Terlepas dari prosesnya yang ilegal, Ghofar menyebut pentingnya pengkajian konteks pelarangan komposisi pakaian yang masuk.

“Sebelum penegakan hukum paling tidak, perlu kita riset sebetulnya dari sekian puluh ribu ton pakaian bekas yang masuk ilegal, komposisinya berapa persen yang residu dan bukan,” ungkapnya.

Impor Pakaian Bekas

Badan Pusat Statistik (BPS) menyebut, volume dan nilai impor pakaian bekas di Indonesia meningkat, bahkan puncaknya pada tahun 2019. Saat itu total volume impor 329 ton senilai US$ 6,08 juta.

Sementara pada tahun 2021, BPS mencatat impor pakaian bekas Indonesia hanya 8 ton dengan nilai US$ 44.000.

Namun Trade Map menyebut, ekspor baju bekas dari negara eksportir sepanjang tahun 2021 yang masuk ke Indonesia mencapai 27.420 ton. Adapun nilai totalnya US$ 31,95 juta. Perbedaan angka ini memicu kecurigaan banyaknya pakaian bekas ke Indonesia melalui jalur ilegal.

Membeli pakaian bekas.

Pakaian bekas digemari karena murah dan bermerek. Foto: Shutterstock

Pakaian Bekas Cegah Fast Fashion?

Klaim beli hemat (thrifting) mencegah fast fashion lumrah adanya. Sebab fast fashion memproduksi pakaian dalam jumlah besar dan berkualitas rendah memicu dampak serius pada lingkungan. 

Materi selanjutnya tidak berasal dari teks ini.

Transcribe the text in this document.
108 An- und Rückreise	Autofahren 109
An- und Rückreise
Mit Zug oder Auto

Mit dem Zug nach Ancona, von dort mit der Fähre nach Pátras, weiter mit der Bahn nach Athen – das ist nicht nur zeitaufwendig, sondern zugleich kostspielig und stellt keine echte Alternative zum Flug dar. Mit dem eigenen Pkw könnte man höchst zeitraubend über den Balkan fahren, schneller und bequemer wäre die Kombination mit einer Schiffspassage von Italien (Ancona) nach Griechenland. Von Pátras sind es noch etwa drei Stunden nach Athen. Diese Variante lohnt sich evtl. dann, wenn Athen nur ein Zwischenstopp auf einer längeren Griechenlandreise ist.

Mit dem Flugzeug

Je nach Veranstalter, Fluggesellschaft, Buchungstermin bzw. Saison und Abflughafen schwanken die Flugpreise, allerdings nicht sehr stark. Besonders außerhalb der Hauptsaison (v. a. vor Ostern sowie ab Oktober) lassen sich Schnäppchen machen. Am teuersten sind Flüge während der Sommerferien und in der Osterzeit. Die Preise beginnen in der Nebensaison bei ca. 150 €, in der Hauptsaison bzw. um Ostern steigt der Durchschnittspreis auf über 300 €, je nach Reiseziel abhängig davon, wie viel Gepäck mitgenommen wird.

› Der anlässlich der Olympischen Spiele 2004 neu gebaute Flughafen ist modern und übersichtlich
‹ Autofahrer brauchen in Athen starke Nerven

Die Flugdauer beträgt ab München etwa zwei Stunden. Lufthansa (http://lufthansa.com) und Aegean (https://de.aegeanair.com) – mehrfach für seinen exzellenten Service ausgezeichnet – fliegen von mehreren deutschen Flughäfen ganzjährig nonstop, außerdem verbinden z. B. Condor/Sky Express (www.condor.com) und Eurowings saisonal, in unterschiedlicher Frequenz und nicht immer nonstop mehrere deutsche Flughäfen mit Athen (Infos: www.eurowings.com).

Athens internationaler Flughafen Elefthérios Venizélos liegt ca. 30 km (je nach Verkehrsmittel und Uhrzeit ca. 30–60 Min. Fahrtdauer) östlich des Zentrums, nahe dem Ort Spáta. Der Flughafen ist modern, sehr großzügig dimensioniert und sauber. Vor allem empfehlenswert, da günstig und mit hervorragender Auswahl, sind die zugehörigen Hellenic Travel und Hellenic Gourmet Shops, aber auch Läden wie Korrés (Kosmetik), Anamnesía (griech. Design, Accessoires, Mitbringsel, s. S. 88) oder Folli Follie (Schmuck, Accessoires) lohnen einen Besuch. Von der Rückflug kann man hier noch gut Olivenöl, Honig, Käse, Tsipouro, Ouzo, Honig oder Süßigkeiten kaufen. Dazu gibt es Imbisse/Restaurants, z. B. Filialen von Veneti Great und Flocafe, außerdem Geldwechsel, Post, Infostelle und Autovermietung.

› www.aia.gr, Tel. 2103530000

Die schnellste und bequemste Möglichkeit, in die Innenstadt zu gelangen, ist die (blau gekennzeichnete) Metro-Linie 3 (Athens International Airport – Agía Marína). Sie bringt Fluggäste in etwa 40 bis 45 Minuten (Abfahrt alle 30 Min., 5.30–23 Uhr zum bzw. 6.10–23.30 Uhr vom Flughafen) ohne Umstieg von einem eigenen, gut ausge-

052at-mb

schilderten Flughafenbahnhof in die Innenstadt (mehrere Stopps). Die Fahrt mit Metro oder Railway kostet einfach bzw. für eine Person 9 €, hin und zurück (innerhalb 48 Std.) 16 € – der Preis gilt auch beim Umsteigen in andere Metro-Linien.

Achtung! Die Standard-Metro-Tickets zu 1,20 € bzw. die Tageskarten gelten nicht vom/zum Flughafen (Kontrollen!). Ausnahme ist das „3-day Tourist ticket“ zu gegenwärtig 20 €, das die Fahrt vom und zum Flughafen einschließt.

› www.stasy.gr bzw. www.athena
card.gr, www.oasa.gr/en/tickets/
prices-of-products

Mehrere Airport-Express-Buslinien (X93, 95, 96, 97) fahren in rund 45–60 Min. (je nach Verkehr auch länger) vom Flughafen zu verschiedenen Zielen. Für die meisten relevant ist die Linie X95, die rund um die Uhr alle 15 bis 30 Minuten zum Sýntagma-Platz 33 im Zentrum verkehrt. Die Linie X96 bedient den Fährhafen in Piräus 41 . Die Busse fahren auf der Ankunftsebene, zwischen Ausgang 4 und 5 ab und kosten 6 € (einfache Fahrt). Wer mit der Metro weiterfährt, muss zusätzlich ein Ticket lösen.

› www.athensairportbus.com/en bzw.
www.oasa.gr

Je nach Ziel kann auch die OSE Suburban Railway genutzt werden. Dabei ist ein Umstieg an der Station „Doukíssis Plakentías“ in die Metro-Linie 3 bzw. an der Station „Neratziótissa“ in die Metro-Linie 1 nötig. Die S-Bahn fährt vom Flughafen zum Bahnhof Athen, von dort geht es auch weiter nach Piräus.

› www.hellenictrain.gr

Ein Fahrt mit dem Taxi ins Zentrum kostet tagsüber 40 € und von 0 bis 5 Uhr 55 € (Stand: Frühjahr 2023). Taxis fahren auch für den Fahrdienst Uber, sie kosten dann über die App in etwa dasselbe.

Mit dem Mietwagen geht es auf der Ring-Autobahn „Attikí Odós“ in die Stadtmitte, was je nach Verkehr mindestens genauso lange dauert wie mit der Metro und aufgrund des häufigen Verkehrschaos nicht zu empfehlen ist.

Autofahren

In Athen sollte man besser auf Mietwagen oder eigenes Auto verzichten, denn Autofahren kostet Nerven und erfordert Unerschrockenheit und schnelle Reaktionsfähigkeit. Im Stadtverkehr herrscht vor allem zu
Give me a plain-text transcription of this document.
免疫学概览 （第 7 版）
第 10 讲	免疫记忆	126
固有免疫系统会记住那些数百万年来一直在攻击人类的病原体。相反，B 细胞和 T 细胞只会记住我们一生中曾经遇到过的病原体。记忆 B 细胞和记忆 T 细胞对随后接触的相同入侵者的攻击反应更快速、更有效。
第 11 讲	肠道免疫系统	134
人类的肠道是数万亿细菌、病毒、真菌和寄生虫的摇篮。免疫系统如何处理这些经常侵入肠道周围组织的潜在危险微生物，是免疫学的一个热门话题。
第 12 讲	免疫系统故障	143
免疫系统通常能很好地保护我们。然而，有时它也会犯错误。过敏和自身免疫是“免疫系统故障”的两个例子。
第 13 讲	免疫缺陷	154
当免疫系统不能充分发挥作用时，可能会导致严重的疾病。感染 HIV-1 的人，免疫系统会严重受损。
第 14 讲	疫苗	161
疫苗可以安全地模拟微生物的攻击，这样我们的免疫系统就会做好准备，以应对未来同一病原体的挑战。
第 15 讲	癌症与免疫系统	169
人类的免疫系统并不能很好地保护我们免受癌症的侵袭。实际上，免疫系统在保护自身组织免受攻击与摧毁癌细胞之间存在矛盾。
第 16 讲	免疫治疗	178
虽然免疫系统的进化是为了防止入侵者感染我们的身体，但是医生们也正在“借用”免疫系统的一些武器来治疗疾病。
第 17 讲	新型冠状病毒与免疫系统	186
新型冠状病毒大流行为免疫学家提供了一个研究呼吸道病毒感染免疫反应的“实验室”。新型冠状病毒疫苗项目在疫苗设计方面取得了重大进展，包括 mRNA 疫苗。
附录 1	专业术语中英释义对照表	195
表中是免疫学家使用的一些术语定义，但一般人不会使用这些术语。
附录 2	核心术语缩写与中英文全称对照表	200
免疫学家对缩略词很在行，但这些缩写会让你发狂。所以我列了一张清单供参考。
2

Jurnal Nature Climate Change menyebut, total emisi gas rumah kaca dari produksi tekstil mencapai 1,2 miliar ton per tahun. Jumlah ini lebih banyak daripada gabungan semua penerbangan internasional dan pelayaran di laut.

Secara global, industri fast fashion menghasilkan 92 juta ton limbah per tahun dan menggunakan 79 triliun liter air. Kurang dari 15 % pakaian yang didaur ulang atau digunakan kembali.

World Bank menyebut, tahun 2020 setiap harinya kurang lebih 20.000 ton sampah dan 340.000 ton air limbah mencemari Sungai Citarum. Ironisnya, penyumbang limbah tersebut dari 2.000 industri tekstil.

Maraknya fast fashion memproduksi pakaian dalam jumlah besar dan berkualitas rendah memicu dampak serius pada lingkungan. Namun, benarkah pemakaian pakaian bekas ini menyelamatkan lingkungan?

Ancaman Kesehatan dari Pakaian Bebas

Berdasarkan laporan Valuing Our Clothes: The Cost of UK Fashion WRAP terbitkan pada tahun 2017 mengungkap, peningkatan penjualan barang bekas sebesar 10 % dapat menghemat 3 % emisi karbon dan 4 % air.

Sementara berdasarkan studi INTEXTER UPC, pemakaian pakaian bekas sebanyak 1 kilogram dapat menghemat 25 kilogram CO2.

Namun, Ahli Kesehatan Masyarakat dari Universitas Indonesia Budi Haryanto menegaskan, pentingnya pemeriksaan kandungan kimia atau bakteri virus pada pakaian bekas.

“Kalau baju bekas dalam keadaan lembab maka ada bakteri, virus, jamur bahkan serangga dan berisiko menggangu kesehatan manusia,” kata dia.

Salah satu penggemar thrifting, Rafika mengaku mengincar baju dengan model yang unik dan murah lewat thrifting.  

“Dengan harga yang lebih murah, saya bisa mendapat model yang unik,” katanya kepada Greeners, Rabu (15/3).

Setelah membeli blouse atau blazer ia mencucinya dengan air hangat untuk mengindari bakteri yang menempel. Bahkan, jika ia membelinya dari thrift shop yang sudah melaundry pakaiannya tetap ia cuci kembali. 

Rafika paham jika thrifting mengancam produk lokal dari usaha mikro kecil menengah (UMKM). Ia berharap, UMKM bisa berinovasi untuk menciptakan produk yang modelnya menjawab keinginan pasar dan harganya pun ramah di kantong.